Boles and Kanaan thanked Walsh for his visit, and Kanaan presented him with a milk bottle in honor of the 85-year-old tradition of the Indy 500 winner drinking milk in Victory Circle. Kanaan didn’t drink the milk last May, but he finished 10th in The American Legion Honda for Chip Ganassi Racing.

“What we did this year was remarkable, thanks to (healthcare workers) being in the frontlines for putting yourselves at risk to make us feel comfortable,” Kanaan said. “This year, thanks to you guys, we had 135,000 people, and it was an amazing race. We can use that to send a message. I’m a father of four, and the first thing I told Doug was, ‘Whenever I can get that shot, I’m in.’ I encourage all of you to do it so we can come back here next year and have freedom.”

After his remarks, Kanaan insisted that himself, Boles and Walsh stand alongside the team of frontline workers in attendance to participate in another IMS tradition: kissing the bricks, which the winners of major events at IMS do with their teams to celebrate winning at the largest sports seating facility in the world.

After the group kissed the bricks, Walsh momentarily paused from his job and became a tourist, he quipped, taking photos on his phone of the Yard of Bricks. His tour continued after his remarks on the IMS main straightaway when Kanaan gave Walsh a feel for his day job, taking him for laps around the Speedway in a Chevrolet Camaro.

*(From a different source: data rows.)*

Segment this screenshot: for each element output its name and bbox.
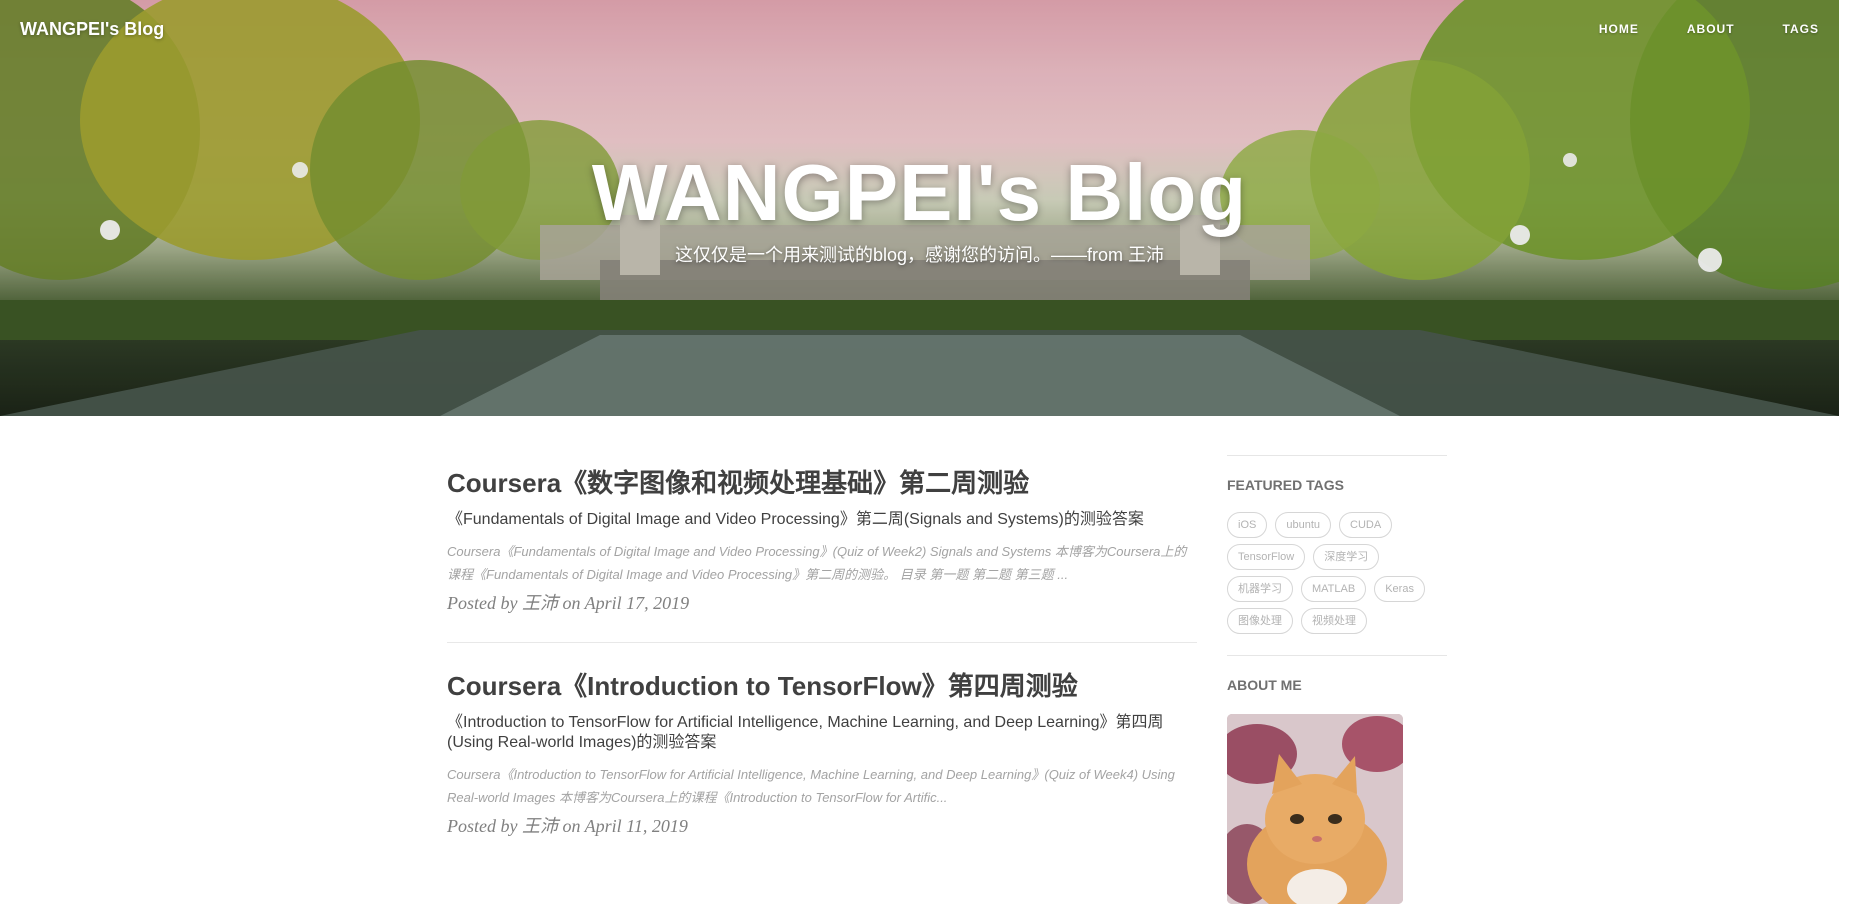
tag-machine-learning[interactable]: 机器学习	[1227, 576, 1293, 602]
nav-tags[interactable]: TAGS	[1783, 22, 1819, 36]
post-subtitle[interactable]: 《Introduction to TensorFlow for Artifici…	[447, 713, 1197, 753]
sidebar-divider	[1227, 655, 1447, 656]
tag-tensorflow[interactable]: TensorFlow	[1227, 544, 1306, 570]
tag-image-processing[interactable]: 图像处理	[1227, 608, 1293, 634]
posted-by-label: Posted by	[447, 593, 518, 613]
post-author: 王沛	[521, 816, 558, 836]
site-subtitle: 这仅仅是一个用来测试的blog，感谢您的访问。——from 王沛	[674, 245, 1165, 265]
on-label: on	[562, 816, 581, 836]
tag-ubuntu[interactable]: ubuntu	[1275, 512, 1331, 538]
about-me-heading: ABOUT ME	[1227, 677, 1302, 693]
nav-links: HOME ABOUT TAGS	[1571, 22, 1839, 36]
featured-tags-heading: FEATURED TAGS	[1227, 477, 1344, 493]
post-meta: Posted by 王沛 on April 11, 2019	[447, 813, 1197, 839]
post-author: 王沛	[521, 593, 558, 613]
post-date: April 17, 2019	[584, 593, 690, 613]
post-excerpt[interactable]: Coursera《Fundamentals of Digital Image a…	[447, 540, 1197, 586]
tag-keras[interactable]: Keras	[1374, 576, 1425, 602]
post-date: April 11, 2019	[584, 816, 688, 836]
post-subtitle[interactable]: 《Fundamentals of Digital Image and Video…	[447, 510, 1197, 530]
site-title: WANGPEI's Blog	[591, 148, 1248, 237]
nav-home[interactable]: HOME	[1599, 22, 1639, 36]
navbar: WANGPEI's Blog HOME ABOUT TAGS	[0, 0, 1839, 58]
tag-video-processing[interactable]: 视频处理	[1301, 608, 1367, 634]
post-preview[interactable]: Coursera《Introduction to TensorFlow》第四周测…	[447, 642, 1197, 839]
avatar-cat-image	[1227, 714, 1403, 904]
post-preview[interactable]: Coursera《数字图像和视频处理基础》第二周测验 《Fundamentals…	[447, 440, 1197, 616]
post-title[interactable]: Coursera《数字图像和视频处理基础》第二周测验	[447, 466, 1197, 500]
tag-matlab[interactable]: MATLAB	[1301, 576, 1367, 602]
brand-link[interactable]: WANGPEI's Blog	[20, 19, 164, 40]
posted-by-label: Posted by	[447, 816, 518, 836]
tag-cuda[interactable]: CUDA	[1339, 512, 1393, 538]
avatar[interactable]	[1227, 714, 1403, 904]
sidebar-divider	[1227, 455, 1447, 456]
site-heading: WANGPEI's Blog 这仅仅是一个用来测试的blog，感谢您的访问。——…	[0, 143, 1839, 267]
post-list: Coursera《数字图像和视频处理基础》第二周测验 《Fundamentals…	[447, 440, 1197, 839]
tag-deep-learning[interactable]: 深度学习	[1313, 544, 1380, 570]
intro-header: WANGPEI's Blog HOME ABOUT TAGS WANGPEI's…	[0, 0, 1839, 416]
post-title[interactable]: Coursera《Introduction to TensorFlow》第四周测…	[447, 669, 1197, 703]
tag-ios[interactable]: iOS	[1227, 512, 1268, 538]
on-label: on	[562, 593, 581, 613]
sidebar: FEATURED TAGS iOS ubuntu CUDA TensorFlow…	[1227, 455, 1447, 904]
post-excerpt[interactable]: Coursera《Introduction to TensorFlow for …	[447, 763, 1197, 809]
nav-about[interactable]: ABOUT	[1687, 22, 1735, 36]
featured-tags: iOS ubuntu CUDA TensorFlow 深度学习 机器学习 MAT…	[1227, 512, 1447, 640]
post-meta: Posted by 王沛 on April 17, 2019	[447, 590, 1197, 616]
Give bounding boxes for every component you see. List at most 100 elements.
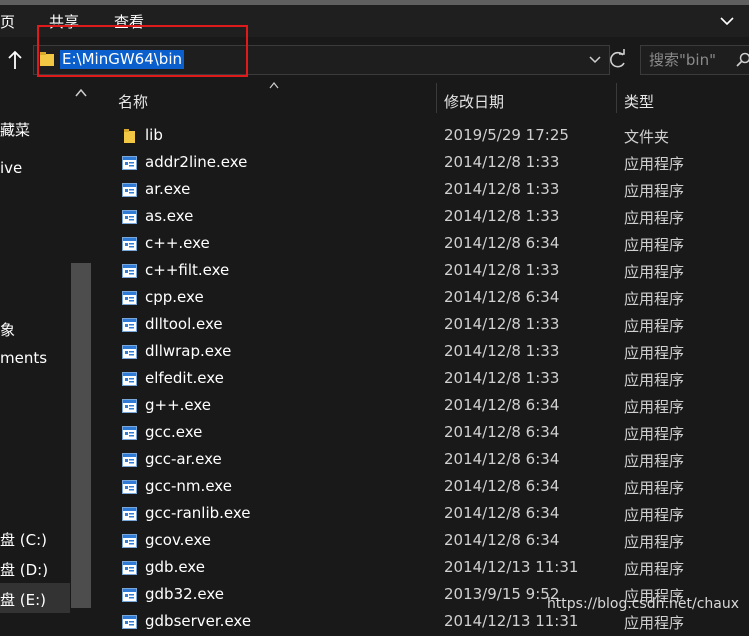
file-name: c++filt.exe xyxy=(145,261,229,279)
file-type: 应用程序 xyxy=(624,315,684,336)
file-modified-date: 2014/12/8 6:34 xyxy=(444,396,559,414)
file-modified-date: 2014/12/8 1:33 xyxy=(444,342,559,360)
folder-icon xyxy=(122,129,137,143)
file-row[interactable]: gcc-ranlib.exe 2014/12/8 6:34 应用程序 xyxy=(93,501,749,528)
exe-icon xyxy=(122,561,137,575)
file-row[interactable]: as.exe2014/12/8 1:33应用程序 xyxy=(93,204,749,231)
file-row[interactable]: g++.exe2014/12/8 6:34应用程序 xyxy=(93,393,749,420)
file-type: 应用程序 xyxy=(624,180,684,201)
file-row[interactable]: elfedit.exe2014/12/8 1:33应用程序 xyxy=(93,366,749,393)
file-modified-date: 2014/12/8 6:34 xyxy=(444,288,559,306)
file-modified-date: 2014/12/8 1:33 xyxy=(444,369,559,387)
file-row[interactable]: c++filt.exe 2014/12/8 1:33 应用程序 xyxy=(93,258,749,285)
exe-icon xyxy=(122,507,137,521)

IMS continued to serve as a mass vaccination site during the Month of May, with a clinic across the street from the famed racetrack as well as three locations inside the facility that ticketholders could receive their COVID-19 vaccination at on Race Day for the 105th Running of the Indianapolis 500 presented by Gainbridge.

On May 30, the Indy 500 returned to its Memorial Day weekend date with 40 percent of capacity and 135,000 spectators in attendance. It was the largest event held in the United States since the COVID-19 pandemic began.

“We were excited to be the world’s largest event since the pandemic began,” Boles said. “We did it in a responsible way, working with the City of Indianapolis and State of Indiana to make sure we positioned people properly. More importantly, we were happy, and I think this is the reason the secretary is here, is to remind people in this country how important it is to get vaccinated, even now as things are going in a different direction in terms of numbers. That urgency we felt two or three months ago might not feel the same, but it is just as important.”